I’m not sure why I’ve been sewing so many French patterns lately! The République du Chiffon Camille top was fun to try to decipher (what with all the steering wheels and dead bites and what-not in the instructions), then it was this DP Studio pattern, and I’m completing the French hat trick (pronounced “at trick”, of course) with Jalie. Ok, technically Jalie is Canadian, not French, but it is a Quebec-based company run by several very charming native French speakers, so I’m counting it!
This is Jalie’s Adele Flutter Top, model #3888. Let me just be clear right at the get-go. I am NOT a ruffle kinda girl. Wearing ruffles makes me feel like I’m being swarmed by gnats that I have to bat away regularly. (What IS that extra bit of movement? <bat bat> What is sprouting from my shoulders? <bat bat> What the hell are all these sticky-outy bits fluttering in the breeze? <bat bat>)
Or so I thought!
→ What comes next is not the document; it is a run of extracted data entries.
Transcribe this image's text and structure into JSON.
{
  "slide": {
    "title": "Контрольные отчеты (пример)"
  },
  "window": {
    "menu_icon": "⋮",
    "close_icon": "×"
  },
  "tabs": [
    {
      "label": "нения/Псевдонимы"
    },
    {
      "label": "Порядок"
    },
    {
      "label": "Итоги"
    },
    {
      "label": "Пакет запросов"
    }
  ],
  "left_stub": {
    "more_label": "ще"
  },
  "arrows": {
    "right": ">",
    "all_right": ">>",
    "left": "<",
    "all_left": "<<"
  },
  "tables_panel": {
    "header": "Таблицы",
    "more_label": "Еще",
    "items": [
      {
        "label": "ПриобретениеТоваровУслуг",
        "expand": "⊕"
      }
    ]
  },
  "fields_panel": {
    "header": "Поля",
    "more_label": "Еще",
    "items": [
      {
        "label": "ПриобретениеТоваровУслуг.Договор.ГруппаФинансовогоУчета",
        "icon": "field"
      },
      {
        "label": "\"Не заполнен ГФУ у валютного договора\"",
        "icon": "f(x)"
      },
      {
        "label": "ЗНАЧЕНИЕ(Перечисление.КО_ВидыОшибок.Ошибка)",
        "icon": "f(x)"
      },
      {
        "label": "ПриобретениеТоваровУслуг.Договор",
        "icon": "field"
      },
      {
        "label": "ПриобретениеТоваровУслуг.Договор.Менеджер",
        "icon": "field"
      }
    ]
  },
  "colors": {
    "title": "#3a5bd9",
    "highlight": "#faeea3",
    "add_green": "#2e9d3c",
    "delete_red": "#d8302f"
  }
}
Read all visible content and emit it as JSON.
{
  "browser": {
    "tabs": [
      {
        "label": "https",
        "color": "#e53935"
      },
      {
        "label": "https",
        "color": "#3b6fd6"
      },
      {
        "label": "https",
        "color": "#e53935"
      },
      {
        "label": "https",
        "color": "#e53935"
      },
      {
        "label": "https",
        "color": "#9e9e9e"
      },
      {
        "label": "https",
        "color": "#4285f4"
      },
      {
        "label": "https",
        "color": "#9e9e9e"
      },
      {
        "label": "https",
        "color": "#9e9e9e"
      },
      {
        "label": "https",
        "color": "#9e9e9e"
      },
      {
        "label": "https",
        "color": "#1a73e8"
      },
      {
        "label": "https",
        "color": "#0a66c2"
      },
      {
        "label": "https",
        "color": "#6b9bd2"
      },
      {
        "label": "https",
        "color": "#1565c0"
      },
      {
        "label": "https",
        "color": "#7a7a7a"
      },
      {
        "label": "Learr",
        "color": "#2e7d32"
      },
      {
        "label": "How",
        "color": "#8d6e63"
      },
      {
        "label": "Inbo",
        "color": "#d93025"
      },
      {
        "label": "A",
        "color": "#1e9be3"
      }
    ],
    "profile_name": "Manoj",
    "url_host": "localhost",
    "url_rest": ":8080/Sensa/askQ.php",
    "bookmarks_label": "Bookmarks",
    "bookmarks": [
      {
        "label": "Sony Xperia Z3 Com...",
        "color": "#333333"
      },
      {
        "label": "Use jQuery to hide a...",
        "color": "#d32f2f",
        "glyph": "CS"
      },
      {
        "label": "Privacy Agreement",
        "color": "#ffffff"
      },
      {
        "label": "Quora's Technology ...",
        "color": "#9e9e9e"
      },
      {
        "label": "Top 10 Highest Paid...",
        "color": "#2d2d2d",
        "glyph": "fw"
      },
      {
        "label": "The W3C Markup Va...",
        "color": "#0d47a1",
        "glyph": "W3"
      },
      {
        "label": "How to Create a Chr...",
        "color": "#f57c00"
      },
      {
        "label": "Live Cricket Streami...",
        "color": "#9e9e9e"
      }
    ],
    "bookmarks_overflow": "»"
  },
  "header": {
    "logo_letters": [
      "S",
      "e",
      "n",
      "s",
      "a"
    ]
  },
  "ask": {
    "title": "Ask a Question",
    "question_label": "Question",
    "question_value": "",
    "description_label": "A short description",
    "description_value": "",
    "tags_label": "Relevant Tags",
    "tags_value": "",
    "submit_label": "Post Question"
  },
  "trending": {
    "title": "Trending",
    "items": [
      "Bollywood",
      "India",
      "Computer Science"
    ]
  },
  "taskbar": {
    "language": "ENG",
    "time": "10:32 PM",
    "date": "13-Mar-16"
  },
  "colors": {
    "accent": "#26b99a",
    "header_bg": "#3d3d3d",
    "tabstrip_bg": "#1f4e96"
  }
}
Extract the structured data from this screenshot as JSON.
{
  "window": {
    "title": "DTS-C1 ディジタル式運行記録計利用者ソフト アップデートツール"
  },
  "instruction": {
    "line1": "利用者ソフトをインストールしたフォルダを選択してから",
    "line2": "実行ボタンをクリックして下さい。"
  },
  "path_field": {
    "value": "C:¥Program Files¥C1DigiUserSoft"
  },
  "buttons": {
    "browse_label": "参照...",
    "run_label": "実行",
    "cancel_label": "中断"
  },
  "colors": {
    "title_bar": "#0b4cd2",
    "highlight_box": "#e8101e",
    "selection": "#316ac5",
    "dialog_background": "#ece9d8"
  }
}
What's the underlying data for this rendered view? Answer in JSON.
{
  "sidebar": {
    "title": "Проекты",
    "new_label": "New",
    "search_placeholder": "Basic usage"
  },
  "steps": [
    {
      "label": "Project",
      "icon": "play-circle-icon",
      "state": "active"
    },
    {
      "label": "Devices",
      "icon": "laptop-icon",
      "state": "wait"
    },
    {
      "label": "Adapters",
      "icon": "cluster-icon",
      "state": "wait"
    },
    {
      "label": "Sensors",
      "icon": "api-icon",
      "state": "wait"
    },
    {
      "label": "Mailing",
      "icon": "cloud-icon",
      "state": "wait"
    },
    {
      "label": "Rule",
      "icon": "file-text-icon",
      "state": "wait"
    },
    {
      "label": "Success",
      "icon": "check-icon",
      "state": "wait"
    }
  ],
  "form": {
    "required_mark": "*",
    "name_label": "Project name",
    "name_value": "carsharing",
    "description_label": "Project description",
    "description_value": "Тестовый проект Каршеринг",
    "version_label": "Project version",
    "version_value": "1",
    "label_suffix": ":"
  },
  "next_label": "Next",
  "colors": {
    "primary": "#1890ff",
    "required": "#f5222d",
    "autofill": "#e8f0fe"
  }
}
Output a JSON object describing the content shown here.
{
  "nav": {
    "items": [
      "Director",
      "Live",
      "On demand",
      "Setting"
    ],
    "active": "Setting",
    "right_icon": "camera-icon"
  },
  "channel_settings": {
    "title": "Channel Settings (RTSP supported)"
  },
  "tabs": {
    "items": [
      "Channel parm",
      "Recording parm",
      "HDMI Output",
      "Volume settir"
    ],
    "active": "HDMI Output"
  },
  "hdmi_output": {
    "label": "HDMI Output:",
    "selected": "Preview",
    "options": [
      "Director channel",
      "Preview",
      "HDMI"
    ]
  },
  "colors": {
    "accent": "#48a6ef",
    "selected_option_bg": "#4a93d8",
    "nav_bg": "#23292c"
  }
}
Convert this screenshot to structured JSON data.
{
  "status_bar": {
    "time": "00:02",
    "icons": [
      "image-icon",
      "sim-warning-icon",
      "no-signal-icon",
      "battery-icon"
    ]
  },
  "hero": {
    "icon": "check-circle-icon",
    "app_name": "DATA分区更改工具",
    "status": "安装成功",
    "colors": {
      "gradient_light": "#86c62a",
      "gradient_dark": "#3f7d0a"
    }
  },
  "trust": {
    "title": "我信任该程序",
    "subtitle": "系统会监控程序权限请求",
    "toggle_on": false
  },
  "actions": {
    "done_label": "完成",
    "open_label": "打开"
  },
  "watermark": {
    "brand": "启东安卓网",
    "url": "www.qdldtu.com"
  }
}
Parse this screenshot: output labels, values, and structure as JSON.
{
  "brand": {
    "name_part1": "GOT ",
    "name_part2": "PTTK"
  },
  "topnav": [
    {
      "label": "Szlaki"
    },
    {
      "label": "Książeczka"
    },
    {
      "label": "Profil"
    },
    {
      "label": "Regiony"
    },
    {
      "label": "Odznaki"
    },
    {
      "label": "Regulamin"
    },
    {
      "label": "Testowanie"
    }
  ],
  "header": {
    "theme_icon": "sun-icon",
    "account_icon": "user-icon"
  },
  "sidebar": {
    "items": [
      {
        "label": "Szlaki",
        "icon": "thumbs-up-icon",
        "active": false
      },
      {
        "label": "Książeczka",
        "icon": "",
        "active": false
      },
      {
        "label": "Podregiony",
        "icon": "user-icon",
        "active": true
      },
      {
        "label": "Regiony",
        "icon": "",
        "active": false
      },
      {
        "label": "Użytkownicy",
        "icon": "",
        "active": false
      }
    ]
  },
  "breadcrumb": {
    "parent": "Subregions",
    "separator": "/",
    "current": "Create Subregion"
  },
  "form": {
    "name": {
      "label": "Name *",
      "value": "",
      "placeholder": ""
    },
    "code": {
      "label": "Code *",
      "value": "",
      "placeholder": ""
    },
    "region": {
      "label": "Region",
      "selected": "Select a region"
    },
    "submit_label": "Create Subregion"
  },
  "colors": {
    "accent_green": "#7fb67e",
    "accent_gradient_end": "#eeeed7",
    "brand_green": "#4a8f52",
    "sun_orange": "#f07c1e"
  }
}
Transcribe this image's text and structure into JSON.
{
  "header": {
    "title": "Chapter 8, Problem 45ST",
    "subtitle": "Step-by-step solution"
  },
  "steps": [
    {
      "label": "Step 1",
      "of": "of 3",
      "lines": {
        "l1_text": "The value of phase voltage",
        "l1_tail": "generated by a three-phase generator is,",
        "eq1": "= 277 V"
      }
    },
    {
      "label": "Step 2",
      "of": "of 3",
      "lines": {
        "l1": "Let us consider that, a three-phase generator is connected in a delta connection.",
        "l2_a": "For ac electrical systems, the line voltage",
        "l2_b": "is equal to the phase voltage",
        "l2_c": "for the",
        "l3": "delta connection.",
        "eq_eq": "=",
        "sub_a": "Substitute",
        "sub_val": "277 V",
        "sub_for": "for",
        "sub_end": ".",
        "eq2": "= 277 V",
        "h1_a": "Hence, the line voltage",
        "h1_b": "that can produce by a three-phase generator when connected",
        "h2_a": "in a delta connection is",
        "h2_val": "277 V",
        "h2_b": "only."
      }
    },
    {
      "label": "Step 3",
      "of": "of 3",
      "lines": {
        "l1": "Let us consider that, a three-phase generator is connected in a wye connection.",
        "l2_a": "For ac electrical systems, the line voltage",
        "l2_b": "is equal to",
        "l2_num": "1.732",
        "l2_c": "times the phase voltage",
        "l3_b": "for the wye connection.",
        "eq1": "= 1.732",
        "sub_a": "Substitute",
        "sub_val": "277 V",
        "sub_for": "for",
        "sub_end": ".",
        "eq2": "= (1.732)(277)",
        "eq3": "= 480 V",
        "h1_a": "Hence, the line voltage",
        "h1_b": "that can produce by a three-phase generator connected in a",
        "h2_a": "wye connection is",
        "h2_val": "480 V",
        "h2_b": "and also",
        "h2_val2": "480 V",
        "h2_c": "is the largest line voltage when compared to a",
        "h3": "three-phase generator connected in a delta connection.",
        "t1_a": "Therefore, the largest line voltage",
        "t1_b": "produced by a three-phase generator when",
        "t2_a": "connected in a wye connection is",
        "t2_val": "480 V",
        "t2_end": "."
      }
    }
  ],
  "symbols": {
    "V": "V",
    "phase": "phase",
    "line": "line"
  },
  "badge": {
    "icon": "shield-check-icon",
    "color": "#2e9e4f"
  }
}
At PR-Weekend in June 2018, Jalie was there to give demos and had garment samples on hand. (PR Weekend is a yearly meet-up organized by Sewing Pattern Review — a bit more on that in an earlier post.) I tried on this sample, which was exactly my size, and I realized I was perhaps wrong about the no-ruffle thing:
And then I found this cute, textured poly-crepe (on sale for $4/m at Fabricland) which is a perfect match for the pattern. Look at dem cute little flowers! (Ironically also not my thing. Big-ass bold florals, yes; small scale florals, not so much. I’m going waaaay out of my comfort zone here, people!)
I asked for 2m, and there was an extra half meter or so left on the bolt, so they threw that in and I got 2.5m for $8. This top only took up about 1m of fabric so there’s enough for another top leftover. Bargain! My mom would be proud. (I hope she is reading this. She is the OG of bargainistas. Mom, I’ll explain what that means when I see you later.)
The neckline is bound with bias tape. I used pre-made bias tape which saved some yardage on my fabric, plus LAZY. Ain’t nobody here got time to make bias tape, especially out of this shifty, fraying fabric!
I haven’t quite mastered the technique of getting woven, bias-bound necklines to lay flat…they always seem to want to stick up a bit. Any tips on that for me?
The top can also be tied in the back for a more streamlined look in front:
- I can safely add a bit of ruffle to my style comfort zone!
- I *could* add small-scale florals to my style comfort zone…but let’s be real. I’d much rather be wearing the cool black and white graphic print on the sample garment than tiny flowers. I’m allowing tiny flowers in this case because they pass for cherries if you squint.
- This poly-crepe, while not containing any elastane, has a bit of ‘mechanical’ stretch; that is, the texture and the loose-ish weave allow for some flexing, so I’m not having my usual “why-the-hell-did-I-sew-a-woven-top-this-is-so-uncomfortable” regrets.
- I usually avoid polyester fabric. Again, it was the Jalie sample garment that made me realize there are situations in which it can be a good choice, and I think this fabric really works with this design. I think this could easily work with a knit or a rayon woven also.
Merci pour avoir passé par ici! À bientôt!